- French: À mort le bikini!
- Directed by: Justine Gauthier
- Written by: Justine Gauthier
- Produced by: Léonie Hurtubise
- Starring: Mia Garnier
- Cinematography: Gabrielle Bergeron-Leduc
- Edited by: Marie-Pier Grignon
- Music by: Viviane Audet Robin-Joël Cool
- Production company: Colonelle Films
- Distributed by: Travelling Distribution
- Release date: March 25, 2023 (Regard);
- Running time: 16 minutes
- Country: Canada
- Language: French

= Death to the Bikini! =

2023 Canadian short film directed by Justine Gauthier

Death to the Bikini! (À mort le bikini!) is a Canadian short comedy-drama film, written and directed by Justine Gauthier and released in 2023. The film stars Mia Garnier as Lili, a young girl who rebels when her parents force her to start wearing a bikini top when she goes swimming, due to her approaching puberty.
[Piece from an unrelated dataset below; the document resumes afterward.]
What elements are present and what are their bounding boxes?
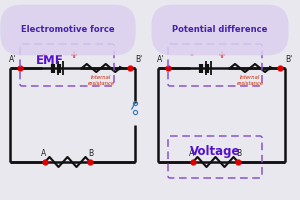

The cast also includes Étienne Cardin, Johnnovan Jobin, Aksel Leblanc, Olivier Leblanc, Ève Pressault and Éric Robidoux.

The film premiered in March 2023 at the Regard short film festival in Saguenay, Quebec, where it won the jury award for best youth film. Later screenings included the 2023 Cinéfest Sudbury International Film Festival, where it was the winner of the Audience Choice award for short films, and the 2024 Festival Plein(s) Écran(s), where it won the Prix du public.

The film received a Canadian Screen Award nomination for Best Live Action Short Drama at the 12th Canadian Screen Awards in 2024.